Visage fermé et ton grave : la passation de pouvoir entre Gérard Collomb et le Premier ministre Edouard Philippe s’est déroulée dans une ambiance glaciale mercredi matin place Beauvau, épilogue de deux jours de bras de fer entre le ministre de l’Intérieur démissionnaire et l’Elysée. Le chef du gouvernement, appelé à assurer l’intérim, et Gérard Collomb ont prononcé quelques mots, quasiment sans échanger un regard, devant les membres du ministère réunis dans la cour du ministère de l’Intérieur.
Le ministre démissionnaire et candidat aux municipales à Lyon, qui avait indiqué dans un premier temps vouloir rester à son poste jusqu’au printemps avant de finalement présenter sa démission par deux fois en début de semaine, a confié “quitter à regret” ce “très grand ministère”. “J’ai beaucoup aimé travailler avec l’ensemble des agents de ce ministère”, a-t-il dit, aux côtés d’un Edouard Philippe au visage fermé.
“Lorsque je suis arrivé, les choses n’étaient pas forcément faciles et on avait connu quelque temps avant une révolte de la police. Je crois qu’aujourd’hui je quitte à la fois un ministère apaisé et un ministère qui a su impulser un certain nombre de réformes mais il en reste bien d’autres à pouvoir réaliser”, s’est-il félicité.
Il a mis à son actif la loi asile et immigration, celle sur la lutte contre le terrorisme ou la mise sur pied de la police de sécurité du quotidien en saluant également la hausse du budget de son ministère et le recrutement de nouveaux policiers depuis son entrée au gouvernement.
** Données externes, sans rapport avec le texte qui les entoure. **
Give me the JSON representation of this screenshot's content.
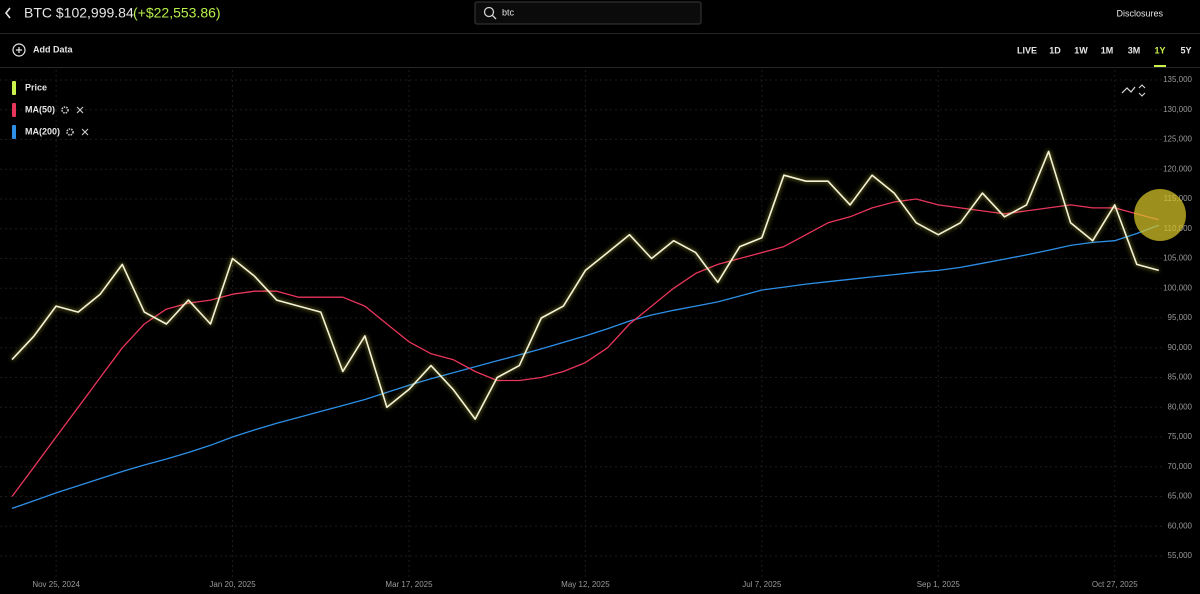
{
  "header": {
    "symbol_price": "BTC $102,999.84",
    "change": "(+$22,553.86)",
    "search": "btc",
    "disclosures": "Disclosures"
  },
  "toolbar": {
    "add_data": "Add Data",
    "ranges": [
      "LIVE",
      "1D",
      "1W",
      "1M",
      "3M",
      "1Y",
      "5Y"
    ],
    "active_range": "1Y"
  },
  "chart_data": {
    "type": "line",
    "x": [
      "2024-11-11",
      "2024-11-18",
      "2024-11-25",
      "2024-12-02",
      "2024-12-09",
      "2024-12-16",
      "2024-12-23",
      "2024-12-30",
      "2025-01-06",
      "2025-01-13",
      "2025-01-20",
      "2025-01-27",
      "2025-02-03",
      "2025-02-10",
      "2025-02-17",
      "2025-02-24",
      "2025-03-03",
      "2025-03-10",
      "2025-03-17",
      "2025-03-24",
      "2025-03-31",
      "2025-04-07",
      "2025-04-14",
      "2025-04-21",
      "2025-04-28",
      "2025-05-05",
      "2025-05-12",
      "2025-05-19",
      "2025-05-26",
      "2025-06-02",
      "2025-06-09",
      "2025-06-16",
      "2025-06-23",
      "2025-06-30",
      "2025-07-07",
      "2025-07-14",
      "2025-07-21",
      "2025-07-28",
      "2025-08-04",
      "2025-08-11",
      "2025-08-18",
      "2025-08-25",
      "2025-09-01",
      "2025-09-08",
      "2025-09-15",
      "2025-09-22",
      "2025-09-29",
      "2025-10-06",
      "2025-10-13",
      "2025-10-20",
      "2025-10-27",
      "2025-11-03",
      "2025-11-10"
    ],
    "series": [
      {
        "name": "Price",
        "color": "#f5f3d6",
        "legend_color": "#c9f24a",
        "values": [
          88000,
          92000,
          97000,
          96000,
          99000,
          104000,
          96000,
          94000,
          98000,
          94000,
          105000,
          102000,
          98000,
          97000,
          96000,
          86000,
          92000,
          80000,
          83000,
          87000,
          83000,
          78000,
          85000,
          87000,
          95000,
          97000,
          103000,
          106000,
          109000,
          105000,
          108000,
          106000,
          101000,
          107000,
          108500,
          119000,
          118000,
          118000,
          114000,
          119000,
          116000,
          111000,
          109000,
          111000,
          116000,
          112000,
          114000,
          123000,
          111000,
          108000,
          114000,
          104000,
          103000
        ]
      },
      {
        "name": "MA(50)",
        "color": "#e8355a",
        "legend_color": "#e8355a",
        "values": [
          65000,
          70000,
          75000,
          80000,
          85000,
          90000,
          94000,
          96500,
          97500,
          98000,
          99000,
          99500,
          99500,
          98500,
          98500,
          98500,
          97000,
          94000,
          91000,
          89000,
          88000,
          86000,
          84500,
          84500,
          85000,
          86000,
          87500,
          90000,
          94000,
          97000,
          100000,
          102500,
          104000,
          105000,
          106000,
          107000,
          109000,
          111000,
          112000,
          113500,
          114500,
          115000,
          114000,
          113500,
          113000,
          112500,
          113000,
          113500,
          114000,
          113500,
          113500,
          112500,
          111500
        ]
      },
      {
        "name": "MA(200)",
        "color": "#2d8fe6",
        "legend_color": "#2d8fe6",
        "values": [
          63000,
          64300,
          65600,
          66800,
          68000,
          69200,
          70300,
          71300,
          72400,
          73600,
          75000,
          76200,
          77300,
          78300,
          79300,
          80300,
          81300,
          82500,
          83700,
          84800,
          85800,
          86800,
          87800,
          88800,
          89800,
          90900,
          92000,
          93200,
          94500,
          95500,
          96300,
          97000,
          97700,
          98700,
          99700,
          100200,
          100700,
          101100,
          101500,
          101900,
          102300,
          102700,
          103000,
          103500,
          104200,
          104900,
          105600,
          106400,
          107200,
          107700,
          108000,
          109200,
          110600
        ]
      }
    ],
    "xlim": [
      "2024-11-11",
      "2025-11-11"
    ],
    "xticks": [
      {
        "value": "2024-11-25",
        "label": "Nov 25, 2024"
      },
      {
        "value": "2025-01-20",
        "label": "Jan 20, 2025"
      },
      {
        "value": "2025-03-17",
        "label": "Mar 17, 2025"
      },
      {
        "value": "2025-05-12",
        "label": "May 12, 2025"
      },
      {
        "value": "2025-07-07",
        "label": "Jul 7, 2025"
      },
      {
        "value": "2025-09-01",
        "label": "Sep 1, 2025"
      },
      {
        "value": "2025-10-27",
        "label": "Oct 27, 2025"
      }
    ],
    "ylim": [
      55000,
      135000
    ],
    "yticks": [
      {
        "value": 55000,
        "label": "55,000"
      },
      {
        "value": 60000,
        "label": "60,000"
      },
      {
        "value": 65000,
        "label": "65,000"
      },
      {
        "value": 70000,
        "label": "70,000"
      },
      {
        "value": 75000,
        "label": "75,000"
      },
      {
        "value": 80000,
        "label": "80,000"
      },
      {
        "value": 85000,
        "label": "85,000"
      },
      {
        "value": 90000,
        "label": "90,000"
      },
      {
        "value": 95000,
        "label": "95,000"
      },
      {
        "value": 100000,
        "label": "100,000"
      },
      {
        "value": 105000,
        "label": "105,000"
      },
      {
        "value": 110000,
        "label": "110,000"
      },
      {
        "value": 115000,
        "label": "115,000"
      },
      {
        "value": 120000,
        "label": "120,000"
      },
      {
        "value": 125000,
        "label": "125,000"
      },
      {
        "value": 130000,
        "label": "130,000"
      },
      {
        "value": 135000,
        "label": "135,000"
      }
    ],
    "grid": true
  }
}
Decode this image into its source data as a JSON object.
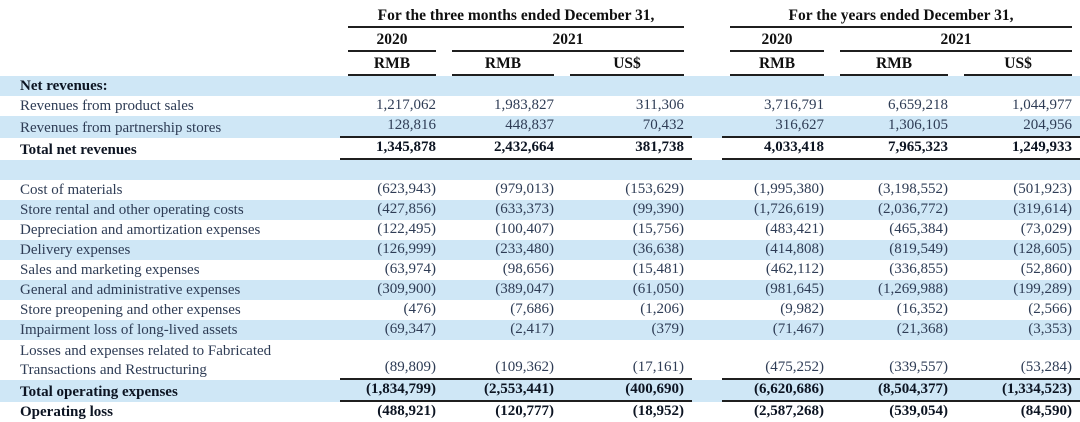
{
  "header": {
    "group1": "For the three months ended December 31,",
    "group2": "For the years ended December 31,",
    "year_2020": "2020",
    "year_2021": "2021",
    "currencies": [
      "RMB",
      "RMB",
      "US$",
      "RMB",
      "RMB",
      "US$"
    ]
  },
  "colors": {
    "row_highlight": "#cfe7f6",
    "text": "#2e3c55",
    "bold_text": "#0c1422",
    "rule": "#1f1f1f"
  },
  "rows": [
    {
      "label": "Net revenues:",
      "bold": true,
      "shaded": true,
      "underline": false,
      "values": [
        "",
        "",
        "",
        "",
        "",
        ""
      ]
    },
    {
      "label": "Revenues from product sales",
      "bold": false,
      "shaded": false,
      "underline": false,
      "values": [
        "1,217,062",
        "1,983,827",
        "311,306",
        "3,716,791",
        "6,659,218",
        "1,044,977"
      ]
    },
    {
      "label": "Revenues from partnership stores",
      "bold": false,
      "shaded": true,
      "underline": true,
      "values": [
        "128,816",
        "448,837",
        "70,432",
        "316,627",
        "1,306,105",
        "204,956"
      ]
    },
    {
      "label": "Total net revenues",
      "bold": true,
      "shaded": false,
      "underline": true,
      "values": [
        "1,345,878",
        "2,432,664",
        "381,738",
        "4,033,418",
        "7,965,323",
        "1,249,933"
      ]
    },
    {
      "label": "",
      "bold": false,
      "shaded": true,
      "underline": false,
      "values": [
        "",
        "",
        "",
        "",
        "",
        ""
      ]
    },
    {
      "label": "Cost of materials",
      "bold": false,
      "shaded": false,
      "underline": false,
      "values": [
        "(623,943)",
        "(979,013)",
        "(153,629)",
        "(1,995,380)",
        "(3,198,552)",
        "(501,923)"
      ]
    },
    {
      "label": "Store rental and other operating costs",
      "bold": false,
      "shaded": true,
      "underline": false,
      "values": [
        "(427,856)",
        "(633,373)",
        "(99,390)",
        "(1,726,619)",
        "(2,036,772)",
        "(319,614)"
      ]
    },
    {
      "label": "Depreciation and amortization expenses",
      "bold": false,
      "shaded": false,
      "underline": false,
      "values": [
        "(122,495)",
        "(100,407)",
        "(15,756)",
        "(483,421)",
        "(465,384)",
        "(73,029)"
      ]
    },
    {
      "label": "Delivery expenses",
      "bold": false,
      "shaded": true,
      "underline": false,
      "values": [
        "(126,999)",
        "(233,480)",
        "(36,638)",
        "(414,808)",
        "(819,549)",
        "(128,605)"
      ]
    },
    {
      "label": "Sales and marketing expenses",
      "bold": false,
      "shaded": false,
      "underline": false,
      "values": [
        "(63,974)",
        "(98,656)",
        "(15,481)",
        "(462,112)",
        "(336,855)",
        "(52,860)"
      ]
    },
    {
      "label": "General and administrative expenses",
      "bold": false,
      "shaded": true,
      "underline": false,
      "values": [
        "(309,900)",
        "(389,047)",
        "(61,050)",
        "(981,645)",
        "(1,269,988)",
        "(199,289)"
      ]
    },
    {
      "label": "Store preopening and other expenses",
      "bold": false,
      "shaded": false,
      "underline": false,
      "values": [
        "(476)",
        "(7,686)",
        "(1,206)",
        "(9,982)",
        "(16,352)",
        "(2,566)"
      ]
    },
    {
      "label": "Impairment loss of long-lived assets",
      "bold": false,
      "shaded": true,
      "underline": false,
      "values": [
        "(69,347)",
        "(2,417)",
        "(379)",
        "(71,467)",
        "(21,368)",
        "(3,353)"
      ]
    },
    {
      "label": "Losses and expenses related to Fabricated",
      "label2": "Transactions and Restructuring",
      "bold": false,
      "shaded": false,
      "underline": true,
      "values": [
        "(89,809)",
        "(109,362)",
        "(17,161)",
        "(475,252)",
        "(339,557)",
        "(53,284)"
      ]
    },
    {
      "label": "Total operating expenses",
      "bold": true,
      "shaded": true,
      "underline": true,
      "values": [
        "(1,834,799)",
        "(2,553,441)",
        "(400,690)",
        "(6,620,686)",
        "(8,504,377)",
        "(1,334,523)"
      ]
    },
    {
      "label": "Operating loss",
      "bold": true,
      "shaded": false,
      "underline": false,
      "values": [
        "(488,921)",
        "(120,777)",
        "(18,952)",
        "(2,587,268)",
        "(539,054)",
        "(84,590)"
      ]
    },
    {
      "label": "",
      "bold": false,
      "shaded": true,
      "partial": true,
      "underline": false,
      "values": [
        "",
        "",
        "",
        "",
        "",
        ""
      ]
    }
  ]
}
Mais il avait aussi un “un message à faire passer” à son successeur, à qui il a dressé un tableau sombre de certains quartiers, particulièrement à la périphérie de Marseille et Toulouse ainsi qu’en banlieue parisienne.
“La situation est très dégradée et le terme de reconquête républicaine prend dans ces quartiers tout son sens”, a-t-il déclaré. “Aujourd’hui, c’est plutôt la loi du plus fort qui s’impose, des narcotrafiquants, des islamistes radicaux, qui a pris la place de la République.” Dans une brève prise de parole, Edouard Philippe a de son côté “remercié” Gérard Collomb “des seize mois de travail” à la “tête d’un ministère exigeant avec des missions délicates et essentielles”.
“Pendant ces seize mois, j’ai pu apprécier la très grande culture qui est la vôtre, le caractère direct de l’expression”, a dit le Premier ministre, dans une allusion aux prises de parole et de positions du locataire de Beauvau, contre les 80km/h ou plus récemment contre le “manque d’humilité” à la tête de l’Etat. “J’ai pour ma part aimé travailler avec vous”, a-t-il ajouté. “Pour tout ce que vous avez fait ici, soyez remercié. Le Premier ministre ayant vocation à aller partout sur le territoire national, il pourra arriver qu’il se rende à Lyon et il en sera particulièrement heureux”.